Hubo un tiempo en que algunos
creímos entender (quizás estábamos equivocados) que ser de izquierda era asumir
un grado de compromiso con el ser humano. Con el otro. Y especialmente, entre
todos los otros, con los más necesitados. Una manera de organizarse y de actuar
a favor de los intereses de un colectivo en el que nunca los intereses
personales podían imponerse por sobre el proyecto en el que uno estaba
participando. Por ende, ser de izquierda implicaba una forma de conciencia
social, política que era también, y fundamentalmente, una postura ética. Hubo
un tiempo en que ser de extrema izquierda era una forma de entender cómo
funciona el poder en una sociedad y los diversos mecanismos que llevan a la
humillación del otro, a la explotación del otro, a la ofensa cotidiana del
otro. Y por eso, ser de extrema izquierda quería decir también que uno luchaba
contra la extrema injusticia, contra la extrema miseria, contra la extrema
ignorancia, contra la extrema explotación del hombre por el hombre. Pero ser de
extrema izquierda quería decir además que uno estaba a favor de la extrema
solidaridad entre los hombres. Y en búsqueda, todos los días, de las
condiciones que pudieran generar el justo y necesario diálogo entre hombres y
mujeres de bien. Por lo mismo, ciertos gestos, ciertas actitudes, ciertas
palabras, incluso, no podían ser las de la gente de izquierda ni menos las de
la gente de extrema izquierda. Que esto haya sido en ocasiones transgredido, no
anulaba el principio, la aspiración de muchos a trabajar también a favor de una
ética militante.
Frente a la agresión cometida ayer
contra Elisa Neumann, actual rectora de la universidad ARCIS, la única palabra
que se impone es: inaceptable.
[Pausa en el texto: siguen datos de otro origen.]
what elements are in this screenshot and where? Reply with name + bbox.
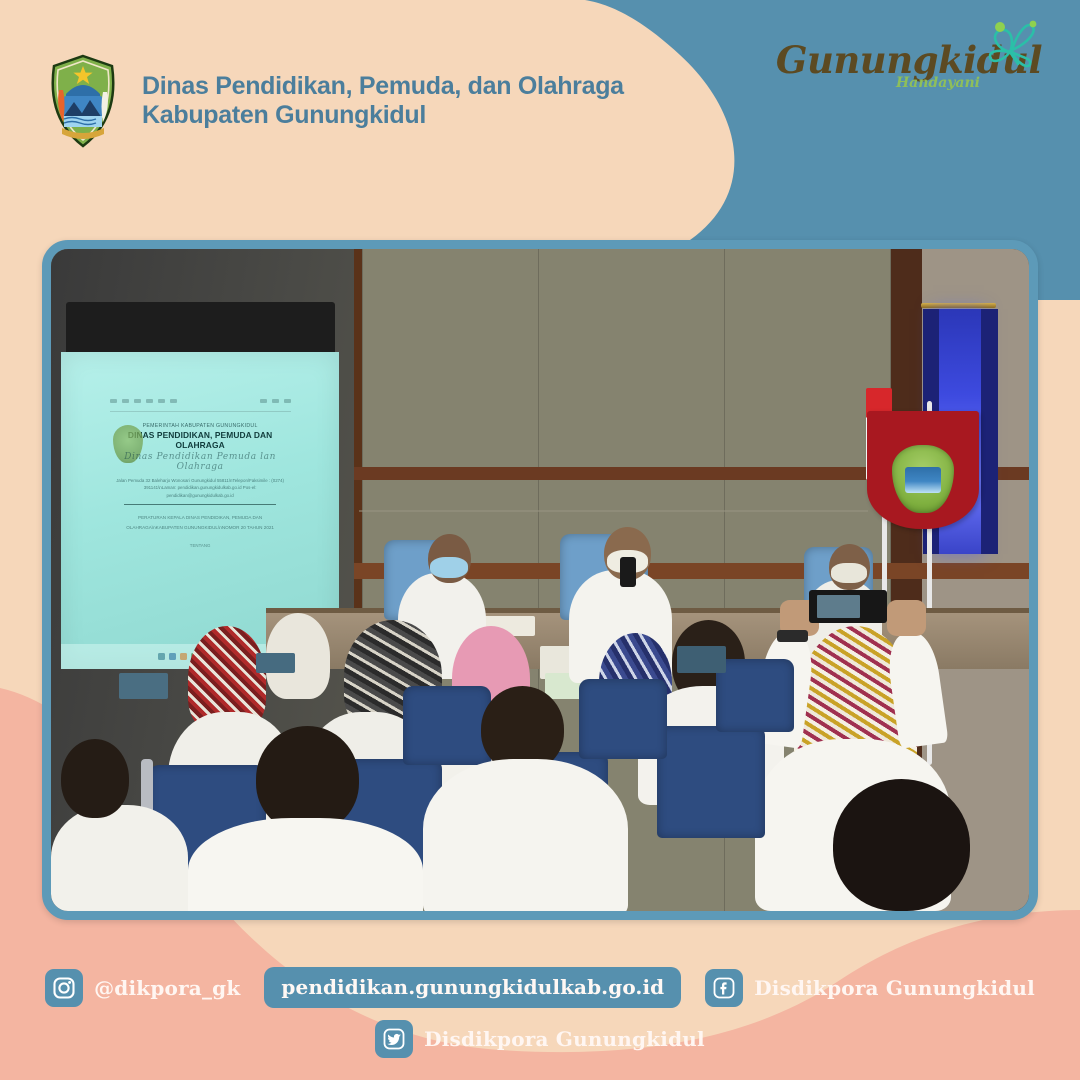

Nada, nada, nada puede justificar la violencia
física y verbal que se ejerció en su contra dentro del recinto universitario
por un grupo de estudiantes. Decirlo no es ubicarse en la contienda a favor o
en contra de la universidad, a favor o en contra de quienes resulten responsables
del ocaso de un proyecto pedagógico y político que fue defendido por quienes
forjaron esa universidad y por quienes, en medio de cataclismos internos, han
seguido defendiendo el proyecto inicial a pesar de todo y, muchas veces, a
pesar de sus propios compañeros. Quiero creer que llegará el momento en que se podrá
establecer con exactitud las responsabilidades que, en el caso de ARCIS, han
llevado al quiebre de toda una manera de concebir el trabajo en común y en pos
de los jóvenes. Y quiero creer también que el ocaso del proyecto no condenará
al olvido el proyecto mismo y lo obrado por tantos y tantos profesores que
dieron lo mejor de sí. Porque los hubo. Y es más: los sigue habiendo.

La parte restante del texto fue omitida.